The possibility of a mobile food vendor to drop a propane tank and have it explode, or have a vehicle crash into a mobile food truck that has exposed propane tanks on the outside of the truck is just one of the concerns looming over the Chicago Fire Department, said Lohff to the Board of Health members.

According to Lohff, until these rules and regulations are voted on, no mobile food vendor is allowed to cook directly on the truck.

In order to cook the food on the truck, mobile food vendors will have to obtain a special license, which will cost $1,000 more than the license to sell only packaged food. Accordingly, vendors will have to revamp their trucks with more modern equipment to meet the regulations, which can cost thousands of dollars.
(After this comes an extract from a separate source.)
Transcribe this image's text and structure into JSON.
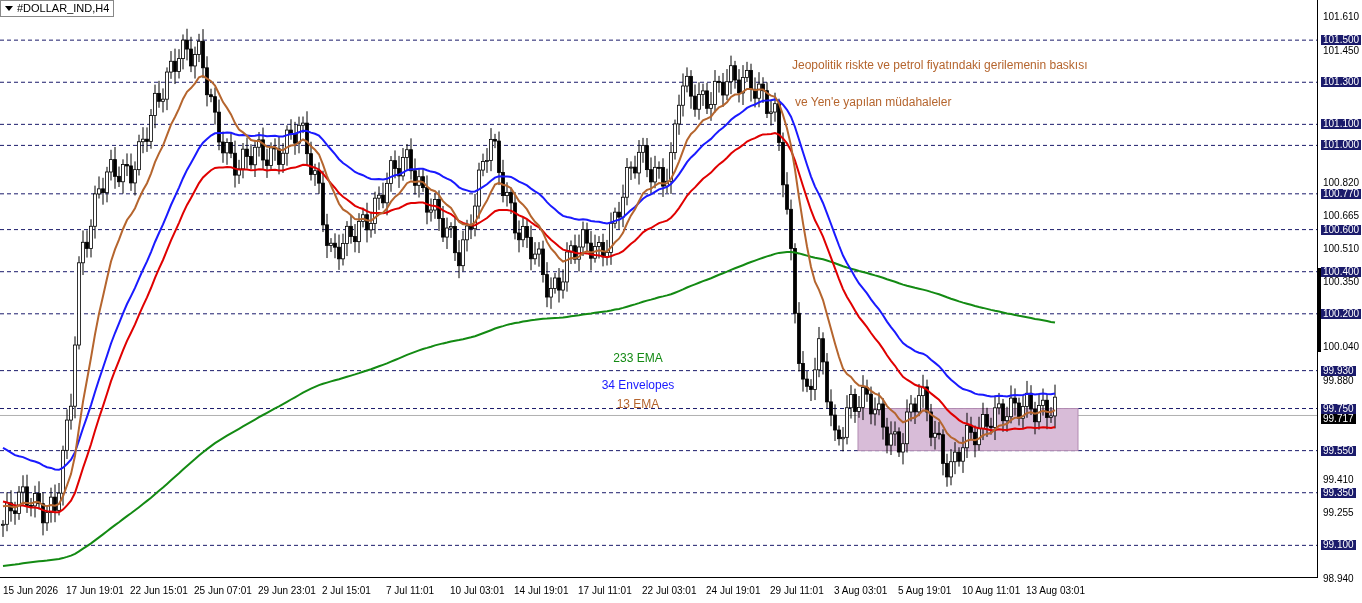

“We’ve been preparing and cooking on the truck for like 10 months,” said Jimmy Nuccio, co-owner of Beavers Coffee and Donuts. “We’re in the process of getting the new license.”

Beth Kregor, director of the Institute for Justice Clinic on Entrepreneurship at the University of Chicago Law School, sees the GPS and propane tank regulation as more of a nuisance and burden than Nuccio.

“These are extraordinarily invasive measures,” said Kregor, whose office offers free legal advice and assistance to low-income entrepreneurs in Chicago, including mobile food truck vendors. “It seems quite clear that the city is doing this to satisfy the Illinois Restaurant Association.”

The Illinois Restaurant Association was reached by Chicagotalks reporters but could not provide immediate comment on the issue.

According to Kregor, Chicago is the last major city to allow cooking on board the trucks. Los Angeles, Austin, New York and Columbus are some of the major urban cities that have allowed cooking on trucks with less imposition than Chicago is proposing.

“I don’t know if Chicago can have a thriving mobile food truck scene because of these regulations,” Kregor said.